• The IPFIX firewall is enabled through NSX.
• Packet captures have been collected from either the ESXi host side or the collector side.
• Upon reviewing the packet capture in Wireshark, the flow data displayed as "Malformed."

Cisco NetFlow/IPFIX
    Version: 10
    Length: 1316
    Timestamp: Feb 25, 2025 05:25:09.000000000 PST
        ExportTime: 1740489909
    FlowSequence: 46100952
    Observation Domain Id: 38416
    Set 1 [id=294]
        FlowSet Id: (Data) (294)
        FlowSet Length: 1300
        Data (1296 bytes), no template found
            [Expert Info (Warning/Malformed): Data (1296 bytes), no template found]
                [Data (1296 bytes), no template found]
                [Severity level: Warning]
                [Group: Malformed]

VMware NSX enabled "IPFIX Firewall"

The "no template found" message from Wireshark indicates that the packet capture file does not include a data-template packet.
Wireshark requires the relevant data-template to correctly decode specific FlowSet IDs.

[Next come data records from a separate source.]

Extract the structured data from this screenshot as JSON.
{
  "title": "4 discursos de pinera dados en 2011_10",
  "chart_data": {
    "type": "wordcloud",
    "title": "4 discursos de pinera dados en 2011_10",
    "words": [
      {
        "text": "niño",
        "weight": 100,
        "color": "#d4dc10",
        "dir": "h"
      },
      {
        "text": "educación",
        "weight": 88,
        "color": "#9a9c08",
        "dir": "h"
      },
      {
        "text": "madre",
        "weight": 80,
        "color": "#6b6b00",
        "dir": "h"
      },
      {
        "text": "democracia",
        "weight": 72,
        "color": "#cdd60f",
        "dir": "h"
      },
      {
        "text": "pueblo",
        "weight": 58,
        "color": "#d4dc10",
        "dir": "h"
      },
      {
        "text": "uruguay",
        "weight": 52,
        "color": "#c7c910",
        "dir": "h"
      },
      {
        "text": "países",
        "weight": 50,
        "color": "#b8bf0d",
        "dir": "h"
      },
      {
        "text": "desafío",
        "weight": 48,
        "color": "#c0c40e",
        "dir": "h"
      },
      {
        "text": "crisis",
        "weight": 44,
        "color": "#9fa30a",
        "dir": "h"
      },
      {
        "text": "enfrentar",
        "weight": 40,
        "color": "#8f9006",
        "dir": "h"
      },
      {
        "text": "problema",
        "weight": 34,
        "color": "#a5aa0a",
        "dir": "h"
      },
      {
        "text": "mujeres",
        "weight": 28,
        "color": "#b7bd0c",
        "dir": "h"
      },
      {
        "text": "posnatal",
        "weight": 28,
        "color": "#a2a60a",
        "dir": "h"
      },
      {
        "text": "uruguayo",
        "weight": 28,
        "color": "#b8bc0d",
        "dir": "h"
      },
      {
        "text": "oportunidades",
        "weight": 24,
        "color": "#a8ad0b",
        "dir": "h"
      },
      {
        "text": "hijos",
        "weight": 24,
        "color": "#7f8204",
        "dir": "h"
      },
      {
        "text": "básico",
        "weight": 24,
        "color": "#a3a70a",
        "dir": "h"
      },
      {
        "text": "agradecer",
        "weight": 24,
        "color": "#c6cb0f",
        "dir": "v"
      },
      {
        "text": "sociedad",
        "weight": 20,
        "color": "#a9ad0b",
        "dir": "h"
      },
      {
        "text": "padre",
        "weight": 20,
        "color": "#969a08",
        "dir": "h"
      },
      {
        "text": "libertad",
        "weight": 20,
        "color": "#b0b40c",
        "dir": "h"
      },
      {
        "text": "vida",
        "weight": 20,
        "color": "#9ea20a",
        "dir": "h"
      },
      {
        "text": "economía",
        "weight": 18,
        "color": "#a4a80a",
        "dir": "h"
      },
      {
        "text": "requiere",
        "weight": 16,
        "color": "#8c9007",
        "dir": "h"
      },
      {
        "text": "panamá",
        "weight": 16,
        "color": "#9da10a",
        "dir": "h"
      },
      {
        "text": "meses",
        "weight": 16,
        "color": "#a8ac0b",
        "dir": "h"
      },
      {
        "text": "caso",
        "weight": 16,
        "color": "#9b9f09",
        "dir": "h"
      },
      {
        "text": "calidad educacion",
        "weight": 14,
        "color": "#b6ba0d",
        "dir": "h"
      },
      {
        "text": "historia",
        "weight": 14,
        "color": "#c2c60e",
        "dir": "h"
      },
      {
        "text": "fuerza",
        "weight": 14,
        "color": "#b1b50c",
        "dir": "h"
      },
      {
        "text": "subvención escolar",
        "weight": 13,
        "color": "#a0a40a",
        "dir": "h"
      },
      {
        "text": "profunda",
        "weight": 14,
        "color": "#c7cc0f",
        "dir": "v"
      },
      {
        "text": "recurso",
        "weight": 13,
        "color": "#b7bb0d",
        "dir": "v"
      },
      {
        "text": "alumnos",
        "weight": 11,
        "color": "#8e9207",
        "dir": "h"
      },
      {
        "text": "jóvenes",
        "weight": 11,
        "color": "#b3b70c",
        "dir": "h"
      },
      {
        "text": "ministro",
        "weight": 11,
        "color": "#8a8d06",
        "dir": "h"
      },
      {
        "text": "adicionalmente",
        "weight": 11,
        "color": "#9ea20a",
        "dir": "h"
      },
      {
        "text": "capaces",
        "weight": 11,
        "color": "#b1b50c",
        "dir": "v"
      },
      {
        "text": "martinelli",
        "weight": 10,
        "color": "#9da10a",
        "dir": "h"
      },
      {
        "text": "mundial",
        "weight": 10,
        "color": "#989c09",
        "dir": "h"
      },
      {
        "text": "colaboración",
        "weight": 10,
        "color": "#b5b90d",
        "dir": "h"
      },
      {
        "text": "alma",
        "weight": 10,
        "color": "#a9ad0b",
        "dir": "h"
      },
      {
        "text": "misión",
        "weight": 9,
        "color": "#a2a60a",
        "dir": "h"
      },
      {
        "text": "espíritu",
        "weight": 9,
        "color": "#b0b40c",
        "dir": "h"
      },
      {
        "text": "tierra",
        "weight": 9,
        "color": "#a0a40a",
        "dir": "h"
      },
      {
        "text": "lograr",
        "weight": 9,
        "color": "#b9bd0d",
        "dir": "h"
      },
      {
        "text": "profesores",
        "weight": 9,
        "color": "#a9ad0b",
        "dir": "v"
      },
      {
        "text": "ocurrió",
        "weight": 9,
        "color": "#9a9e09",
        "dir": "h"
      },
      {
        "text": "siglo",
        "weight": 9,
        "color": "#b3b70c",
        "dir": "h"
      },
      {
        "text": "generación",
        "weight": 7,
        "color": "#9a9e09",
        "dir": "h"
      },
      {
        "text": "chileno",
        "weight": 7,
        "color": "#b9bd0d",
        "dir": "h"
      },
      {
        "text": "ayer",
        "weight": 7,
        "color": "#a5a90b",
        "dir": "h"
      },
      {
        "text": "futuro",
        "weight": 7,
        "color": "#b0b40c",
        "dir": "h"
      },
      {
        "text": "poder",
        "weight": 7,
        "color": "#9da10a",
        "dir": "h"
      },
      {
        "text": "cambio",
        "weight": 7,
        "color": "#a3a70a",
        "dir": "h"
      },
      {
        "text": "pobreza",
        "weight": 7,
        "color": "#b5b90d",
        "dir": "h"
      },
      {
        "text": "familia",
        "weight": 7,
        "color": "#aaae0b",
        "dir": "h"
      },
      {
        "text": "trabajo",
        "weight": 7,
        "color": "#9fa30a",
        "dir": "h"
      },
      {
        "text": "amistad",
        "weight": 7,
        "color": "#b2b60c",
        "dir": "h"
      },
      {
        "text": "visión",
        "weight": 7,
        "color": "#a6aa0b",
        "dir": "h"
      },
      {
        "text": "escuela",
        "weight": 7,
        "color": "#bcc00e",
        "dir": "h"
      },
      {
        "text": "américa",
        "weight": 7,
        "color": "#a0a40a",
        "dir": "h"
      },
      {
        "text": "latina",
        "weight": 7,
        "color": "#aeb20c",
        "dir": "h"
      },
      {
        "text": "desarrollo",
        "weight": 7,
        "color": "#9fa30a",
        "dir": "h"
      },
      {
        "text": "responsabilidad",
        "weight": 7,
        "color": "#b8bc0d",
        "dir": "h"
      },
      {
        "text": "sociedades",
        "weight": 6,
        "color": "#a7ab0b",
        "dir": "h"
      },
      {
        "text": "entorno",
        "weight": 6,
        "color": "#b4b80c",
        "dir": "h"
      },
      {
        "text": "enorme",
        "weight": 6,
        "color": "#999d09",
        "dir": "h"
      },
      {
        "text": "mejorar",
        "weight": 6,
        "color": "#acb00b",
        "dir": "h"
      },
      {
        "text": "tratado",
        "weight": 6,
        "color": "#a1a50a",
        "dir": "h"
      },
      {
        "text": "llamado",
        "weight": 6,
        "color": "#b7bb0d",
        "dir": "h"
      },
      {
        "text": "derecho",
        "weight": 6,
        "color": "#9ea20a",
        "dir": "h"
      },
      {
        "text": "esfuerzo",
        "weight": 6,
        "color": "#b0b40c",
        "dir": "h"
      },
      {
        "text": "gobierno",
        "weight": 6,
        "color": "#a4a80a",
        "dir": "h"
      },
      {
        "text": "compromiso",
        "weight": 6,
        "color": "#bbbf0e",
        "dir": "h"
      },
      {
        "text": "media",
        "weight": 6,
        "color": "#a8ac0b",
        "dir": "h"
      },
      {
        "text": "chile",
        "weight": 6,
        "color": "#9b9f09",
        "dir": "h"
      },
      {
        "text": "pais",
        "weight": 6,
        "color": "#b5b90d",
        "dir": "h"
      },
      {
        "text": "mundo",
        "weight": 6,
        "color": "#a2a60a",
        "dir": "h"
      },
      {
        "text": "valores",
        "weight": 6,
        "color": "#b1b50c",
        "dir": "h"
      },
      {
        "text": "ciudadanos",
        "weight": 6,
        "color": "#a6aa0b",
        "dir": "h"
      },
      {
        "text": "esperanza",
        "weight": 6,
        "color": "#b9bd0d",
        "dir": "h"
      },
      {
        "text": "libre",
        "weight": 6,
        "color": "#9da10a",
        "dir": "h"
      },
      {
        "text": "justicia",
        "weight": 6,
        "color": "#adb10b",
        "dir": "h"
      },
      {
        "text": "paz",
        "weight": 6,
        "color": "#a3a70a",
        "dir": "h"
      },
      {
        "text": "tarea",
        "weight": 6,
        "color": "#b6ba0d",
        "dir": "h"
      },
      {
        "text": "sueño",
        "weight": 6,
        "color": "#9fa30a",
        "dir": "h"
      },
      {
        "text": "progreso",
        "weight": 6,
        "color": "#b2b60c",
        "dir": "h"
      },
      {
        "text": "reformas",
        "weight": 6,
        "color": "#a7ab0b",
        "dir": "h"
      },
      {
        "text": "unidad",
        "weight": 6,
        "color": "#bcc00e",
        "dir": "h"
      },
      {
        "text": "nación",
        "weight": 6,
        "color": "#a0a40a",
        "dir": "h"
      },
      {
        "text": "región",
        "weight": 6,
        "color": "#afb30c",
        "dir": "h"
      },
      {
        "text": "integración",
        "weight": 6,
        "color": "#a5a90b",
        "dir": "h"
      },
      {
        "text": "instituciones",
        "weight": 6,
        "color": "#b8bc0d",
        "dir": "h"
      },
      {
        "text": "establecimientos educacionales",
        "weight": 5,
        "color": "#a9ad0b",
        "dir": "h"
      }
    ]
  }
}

In an IPFIX firewall-enabled NSX environment, the data-template packet is sent from the ESXi host to the collector every 5 minutes.
To avoid issues in capturing this data, it’s recommended to capture packets from the wire for a duration of at least 5 minutes.
This ensures that at least one IPFIX data-template packet is included in the packet capture file, confirming the correct flow of data.

As for reference.

Example 1:Wireshark shows "Malformed" for the packet because the capture does not include a data-template packet.

Example 2:  In the same packet captures, when an additional data-template packet is included, Wireshark is able to decode the packet correctly.